Employability is an increasingly important concern in contemporary Higher Education (HE). HE institutions have striven to develop and strengthen activities which relate to employability because potential students are increasingly and rightly interested in graduate destination data.  A degree is only the first step in starting a career and is unlikely to be enough on its own for finding employment corresponding to the level of education achieved.  Within the HE sector, there is increasing awareness of labour market detail, policy impact, and student expectations, and ensuring that the curriculum equips students with appropriate employability skills is therefore of strategic value to HE institutions, as well as being valuable and relevant to their students. 

Student participation in experiential learning activities (Kolb, 2015) - which include practical work - helps students to make connections between theoretical academic knowledge and practice, and hence to develop skills such as reflection, evaluation, and self-confidence, and increases their level of understanding (Pitan and Muller, 2019). Engaging with practical activities therefore has the potential to improve employability since these are important skills for the workplace; it has been suggested that including more practical activities in the curriculum can help to teach skills needed for employability (Olo, Correira and Rego, 2021).

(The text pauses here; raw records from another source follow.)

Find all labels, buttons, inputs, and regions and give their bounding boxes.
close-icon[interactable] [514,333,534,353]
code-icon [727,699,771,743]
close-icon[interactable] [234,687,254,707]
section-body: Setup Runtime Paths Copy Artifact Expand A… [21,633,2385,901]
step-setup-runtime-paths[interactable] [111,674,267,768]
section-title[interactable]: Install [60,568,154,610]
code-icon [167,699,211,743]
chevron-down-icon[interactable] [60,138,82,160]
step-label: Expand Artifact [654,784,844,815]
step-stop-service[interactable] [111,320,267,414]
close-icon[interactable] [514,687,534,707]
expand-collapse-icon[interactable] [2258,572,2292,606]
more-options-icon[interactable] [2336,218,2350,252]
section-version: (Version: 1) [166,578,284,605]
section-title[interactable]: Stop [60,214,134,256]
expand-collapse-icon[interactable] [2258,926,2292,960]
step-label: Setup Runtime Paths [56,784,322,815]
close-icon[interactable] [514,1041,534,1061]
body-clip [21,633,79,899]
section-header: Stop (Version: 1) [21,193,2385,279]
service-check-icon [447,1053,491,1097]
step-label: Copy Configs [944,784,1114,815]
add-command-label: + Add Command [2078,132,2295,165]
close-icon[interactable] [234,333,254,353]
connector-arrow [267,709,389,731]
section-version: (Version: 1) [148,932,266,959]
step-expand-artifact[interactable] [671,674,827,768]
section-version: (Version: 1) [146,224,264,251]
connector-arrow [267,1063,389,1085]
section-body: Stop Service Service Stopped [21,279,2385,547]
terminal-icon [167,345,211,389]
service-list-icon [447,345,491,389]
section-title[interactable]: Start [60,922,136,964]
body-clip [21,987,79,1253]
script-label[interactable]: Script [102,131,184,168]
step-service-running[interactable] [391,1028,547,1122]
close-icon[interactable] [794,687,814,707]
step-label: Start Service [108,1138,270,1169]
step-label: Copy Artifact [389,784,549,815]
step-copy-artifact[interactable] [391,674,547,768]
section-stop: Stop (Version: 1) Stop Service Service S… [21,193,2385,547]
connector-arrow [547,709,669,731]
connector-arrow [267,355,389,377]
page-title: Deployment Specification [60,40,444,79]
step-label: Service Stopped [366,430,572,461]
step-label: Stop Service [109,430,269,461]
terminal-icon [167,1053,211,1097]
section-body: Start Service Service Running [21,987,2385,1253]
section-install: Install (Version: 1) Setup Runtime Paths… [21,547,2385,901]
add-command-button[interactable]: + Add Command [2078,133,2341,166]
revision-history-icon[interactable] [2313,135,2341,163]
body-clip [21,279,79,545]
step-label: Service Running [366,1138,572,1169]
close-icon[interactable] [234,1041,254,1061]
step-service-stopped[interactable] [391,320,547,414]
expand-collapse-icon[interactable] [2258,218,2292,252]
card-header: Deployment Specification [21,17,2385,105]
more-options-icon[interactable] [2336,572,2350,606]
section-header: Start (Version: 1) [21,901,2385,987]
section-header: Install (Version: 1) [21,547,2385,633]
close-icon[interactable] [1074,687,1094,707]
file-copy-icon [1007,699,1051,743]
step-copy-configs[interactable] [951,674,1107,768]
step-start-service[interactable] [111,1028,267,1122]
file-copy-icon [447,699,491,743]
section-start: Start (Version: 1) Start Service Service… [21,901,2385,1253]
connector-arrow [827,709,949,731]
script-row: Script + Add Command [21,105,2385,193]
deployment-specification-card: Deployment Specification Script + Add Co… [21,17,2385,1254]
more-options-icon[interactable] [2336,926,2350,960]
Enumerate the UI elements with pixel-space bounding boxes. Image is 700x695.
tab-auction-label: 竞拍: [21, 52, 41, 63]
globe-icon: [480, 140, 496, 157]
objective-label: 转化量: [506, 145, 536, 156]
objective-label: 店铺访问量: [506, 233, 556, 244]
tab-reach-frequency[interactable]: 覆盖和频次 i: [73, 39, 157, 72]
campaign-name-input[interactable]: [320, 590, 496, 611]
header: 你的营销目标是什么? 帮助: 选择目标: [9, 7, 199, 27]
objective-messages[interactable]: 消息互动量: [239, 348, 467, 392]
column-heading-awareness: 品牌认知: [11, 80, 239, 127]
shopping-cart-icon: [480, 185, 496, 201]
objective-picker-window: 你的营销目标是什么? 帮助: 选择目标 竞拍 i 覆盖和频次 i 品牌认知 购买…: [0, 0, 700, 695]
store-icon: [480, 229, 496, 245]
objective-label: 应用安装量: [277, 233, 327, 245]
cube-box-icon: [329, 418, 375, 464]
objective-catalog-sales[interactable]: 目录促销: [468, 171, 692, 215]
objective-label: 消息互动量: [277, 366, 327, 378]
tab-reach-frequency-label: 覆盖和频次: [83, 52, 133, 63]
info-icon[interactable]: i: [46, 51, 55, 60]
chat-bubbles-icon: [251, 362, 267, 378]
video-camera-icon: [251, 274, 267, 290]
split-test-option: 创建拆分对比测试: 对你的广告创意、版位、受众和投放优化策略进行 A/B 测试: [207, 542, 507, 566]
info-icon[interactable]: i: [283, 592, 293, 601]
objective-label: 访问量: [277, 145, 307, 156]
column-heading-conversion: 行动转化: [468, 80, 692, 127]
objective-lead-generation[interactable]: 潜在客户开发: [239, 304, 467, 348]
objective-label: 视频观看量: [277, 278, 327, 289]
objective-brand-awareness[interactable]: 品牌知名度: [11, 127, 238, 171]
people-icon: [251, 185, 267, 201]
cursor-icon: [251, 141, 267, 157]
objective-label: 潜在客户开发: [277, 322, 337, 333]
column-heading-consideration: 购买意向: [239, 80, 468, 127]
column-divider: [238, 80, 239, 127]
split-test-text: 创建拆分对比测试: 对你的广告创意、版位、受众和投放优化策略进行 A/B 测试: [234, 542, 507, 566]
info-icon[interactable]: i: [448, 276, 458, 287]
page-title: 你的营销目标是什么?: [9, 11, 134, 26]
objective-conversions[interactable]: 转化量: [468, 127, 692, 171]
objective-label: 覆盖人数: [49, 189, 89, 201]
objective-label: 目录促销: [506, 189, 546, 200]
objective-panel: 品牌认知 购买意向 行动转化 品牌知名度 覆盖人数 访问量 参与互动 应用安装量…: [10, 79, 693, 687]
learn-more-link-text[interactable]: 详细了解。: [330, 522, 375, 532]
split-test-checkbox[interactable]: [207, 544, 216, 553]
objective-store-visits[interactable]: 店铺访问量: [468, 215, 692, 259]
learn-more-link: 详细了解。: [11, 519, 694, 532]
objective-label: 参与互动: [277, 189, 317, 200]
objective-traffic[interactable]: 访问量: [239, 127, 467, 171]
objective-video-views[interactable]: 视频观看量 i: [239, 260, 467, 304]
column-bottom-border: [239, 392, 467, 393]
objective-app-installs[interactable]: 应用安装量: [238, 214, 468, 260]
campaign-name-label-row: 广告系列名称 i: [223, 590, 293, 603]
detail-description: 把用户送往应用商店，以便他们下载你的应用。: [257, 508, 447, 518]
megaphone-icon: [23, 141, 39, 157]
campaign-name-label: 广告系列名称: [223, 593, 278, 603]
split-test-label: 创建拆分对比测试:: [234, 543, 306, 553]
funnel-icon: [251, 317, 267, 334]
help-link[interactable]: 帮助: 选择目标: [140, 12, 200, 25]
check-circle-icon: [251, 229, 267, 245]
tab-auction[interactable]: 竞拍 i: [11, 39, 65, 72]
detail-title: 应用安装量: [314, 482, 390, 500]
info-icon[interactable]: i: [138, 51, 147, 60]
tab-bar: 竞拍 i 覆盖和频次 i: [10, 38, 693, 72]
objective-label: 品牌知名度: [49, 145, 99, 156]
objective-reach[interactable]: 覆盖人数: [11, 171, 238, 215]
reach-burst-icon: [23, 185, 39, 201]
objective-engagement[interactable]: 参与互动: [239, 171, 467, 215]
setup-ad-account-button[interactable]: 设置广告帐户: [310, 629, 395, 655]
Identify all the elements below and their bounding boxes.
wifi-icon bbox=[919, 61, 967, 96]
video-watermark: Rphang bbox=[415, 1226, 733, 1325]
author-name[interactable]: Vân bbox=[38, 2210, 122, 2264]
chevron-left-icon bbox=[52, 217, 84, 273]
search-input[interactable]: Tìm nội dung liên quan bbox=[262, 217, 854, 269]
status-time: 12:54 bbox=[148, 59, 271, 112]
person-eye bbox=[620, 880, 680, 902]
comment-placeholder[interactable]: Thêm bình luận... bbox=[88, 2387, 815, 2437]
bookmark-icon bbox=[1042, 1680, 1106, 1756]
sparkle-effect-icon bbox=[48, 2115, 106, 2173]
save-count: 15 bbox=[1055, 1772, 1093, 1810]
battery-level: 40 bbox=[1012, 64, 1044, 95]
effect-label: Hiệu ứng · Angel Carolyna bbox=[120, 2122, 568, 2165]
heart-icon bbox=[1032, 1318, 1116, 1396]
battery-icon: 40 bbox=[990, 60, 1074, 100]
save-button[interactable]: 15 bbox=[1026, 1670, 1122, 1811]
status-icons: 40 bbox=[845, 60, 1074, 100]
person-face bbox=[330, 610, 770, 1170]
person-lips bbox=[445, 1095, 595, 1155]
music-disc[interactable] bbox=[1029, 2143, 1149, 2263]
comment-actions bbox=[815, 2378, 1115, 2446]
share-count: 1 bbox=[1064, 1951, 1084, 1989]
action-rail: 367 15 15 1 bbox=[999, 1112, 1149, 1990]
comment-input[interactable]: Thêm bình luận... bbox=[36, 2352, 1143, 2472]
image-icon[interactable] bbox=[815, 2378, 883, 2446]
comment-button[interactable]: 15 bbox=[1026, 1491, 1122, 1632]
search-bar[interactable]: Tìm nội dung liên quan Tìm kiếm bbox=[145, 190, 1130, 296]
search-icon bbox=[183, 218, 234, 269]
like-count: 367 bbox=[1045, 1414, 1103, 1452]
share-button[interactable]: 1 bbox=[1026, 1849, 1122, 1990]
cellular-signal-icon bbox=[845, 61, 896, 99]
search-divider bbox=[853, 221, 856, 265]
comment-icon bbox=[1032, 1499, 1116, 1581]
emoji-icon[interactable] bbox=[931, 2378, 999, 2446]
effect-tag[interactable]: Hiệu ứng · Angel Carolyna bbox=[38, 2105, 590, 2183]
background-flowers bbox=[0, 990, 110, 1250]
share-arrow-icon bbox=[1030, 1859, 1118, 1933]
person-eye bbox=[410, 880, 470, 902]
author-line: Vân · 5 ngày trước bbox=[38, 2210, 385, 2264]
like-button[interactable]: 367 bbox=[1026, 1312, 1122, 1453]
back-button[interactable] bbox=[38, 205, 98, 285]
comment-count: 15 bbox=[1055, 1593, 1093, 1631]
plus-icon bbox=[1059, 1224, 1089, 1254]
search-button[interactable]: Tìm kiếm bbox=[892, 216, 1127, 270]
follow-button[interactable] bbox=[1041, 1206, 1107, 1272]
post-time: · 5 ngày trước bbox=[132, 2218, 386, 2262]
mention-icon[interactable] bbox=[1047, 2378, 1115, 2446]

Life Sciences degree students at the OU undertake one particular practical project which is first introduced in one module, and subsequently revisited in another where they design their own follow-up project.  In this study, students who had successfully completed both modules were surveyed to explore to what extent they had (i) developed and progressed practical and problem-solving skills by undertaking these practical projects and (ii) could articulate these as employability skills. 

Students undertaking both the initial and the follow-up investigation were not only found to have progressed their practical and problem-solving skills, but also to have developed personal attributes such as patience and perseverance.  The main themes to emerge from the analysis of the respondents’ comments were that many students found the practical investigations satisfying, rewarding and thought provoking, although some reported frustration with - and dislike of - repetitive work and a few viewed the investigations at face value and did not recognise the more far-reaching skills they were developing.

Approximately half the respondents had equated the skills developed with employability skills, but very few had articulated these in a job situation such as on an application form or in an interview. 

Finally, some possible ways of raising awareness among students of the employability skills they are developing as they undertake embedded practical activities are explored.